Lottery-ticket fate-tempting in Ithaca

If you had just bought a lottery ticket, would you be willing to swap it? If you’re like most people, the answer would be an emphatic ‘No’. But why? Given that a properly-run lottery is an entirely random affair, mathematical theory dictates that your chances of winning won’t change whether you swap or not.*
Academia has tackled this question before, but recently, Jane L. Risen, now Assistant Professor of Behavioral Science at the University of Chicago Booth School of Business and Thomas D. Gilovich, Professor and Department Chair of Psychology at Cornell University, New York, decided to take another look.

A group of four controlled studies undertaken at Cornell experimentally investigated why owners of lottery tickets appear reluctant to trade them in for a different ticket, even when they are offered an incentive for doing so. “Two explanations for this reluctance have been offered.” explain the team. “First, people may refrain from taking such actions because of anticipated regret: They know that they will feel worse if their action leads to an undesirable result than if their inaction does Thus, they avoid acting to avoid kicking themselves for a particularly painful mistake.” And/or secondly : “…people may believe that the odds of achieving a favorable outcome are better if they stay where they are than if they make a switch.”
The results of all four studies (involving 301 participants) confirmed (again) that people are reluctant to swap tickets. And the professorial team offer an explanation :

“We contend that the elevated perceived likelihood of an exchanged ticket winning is due to the tendency to entertain the painful possibility that the exchanged ticket will win.”

But with the proviso, perhaps hinting at further research possibilities :

“Do people really believe that a lottery ticket is more likely to win if they give it up?

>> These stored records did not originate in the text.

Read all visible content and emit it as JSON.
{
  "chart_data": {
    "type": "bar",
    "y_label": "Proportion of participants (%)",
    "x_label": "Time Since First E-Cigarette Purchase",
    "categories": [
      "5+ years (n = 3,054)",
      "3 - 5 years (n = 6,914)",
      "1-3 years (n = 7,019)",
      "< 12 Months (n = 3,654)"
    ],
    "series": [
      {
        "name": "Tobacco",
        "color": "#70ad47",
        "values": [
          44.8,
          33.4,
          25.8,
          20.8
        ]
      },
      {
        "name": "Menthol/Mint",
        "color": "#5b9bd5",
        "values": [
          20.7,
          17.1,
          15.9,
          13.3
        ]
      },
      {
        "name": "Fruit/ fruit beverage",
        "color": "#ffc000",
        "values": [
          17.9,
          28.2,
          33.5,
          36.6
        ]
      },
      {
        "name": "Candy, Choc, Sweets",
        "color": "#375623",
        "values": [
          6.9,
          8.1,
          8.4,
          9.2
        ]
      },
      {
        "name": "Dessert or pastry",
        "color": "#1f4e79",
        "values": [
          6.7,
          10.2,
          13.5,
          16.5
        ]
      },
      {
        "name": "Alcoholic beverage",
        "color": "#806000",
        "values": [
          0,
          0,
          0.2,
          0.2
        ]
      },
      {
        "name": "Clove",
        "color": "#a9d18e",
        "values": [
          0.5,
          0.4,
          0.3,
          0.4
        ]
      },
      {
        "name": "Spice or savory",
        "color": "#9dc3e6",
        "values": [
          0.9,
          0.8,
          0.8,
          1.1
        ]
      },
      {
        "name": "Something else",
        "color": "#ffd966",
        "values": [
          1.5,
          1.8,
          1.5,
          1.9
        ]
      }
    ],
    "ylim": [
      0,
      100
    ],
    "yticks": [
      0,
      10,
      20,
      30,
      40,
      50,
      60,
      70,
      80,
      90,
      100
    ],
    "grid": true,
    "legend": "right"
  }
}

Yes and no.”

See: Risen, J.L., & Gilovich, T. (2007). Another look at why people are reluctant to exchange lottery tickets. Journal of Personality and Social Psychology, 93, 12-22.
Also of Note : Professor Gilovich has previously featured in the the archives of Improbable Research for his contributions to the paper ‘When Less is More: Counterfactual Thinking and Satisfaction Among Olympic Medalists,’ V.H. Medvec, S.F. Madey, T. Gilovich, Journal of Personality and Social Psychology, vol. 69, no. 4, October 1995, pp. 603-10.

*Could any ‘random walk’ theorists confirm this for us? Many thanks, Martin G.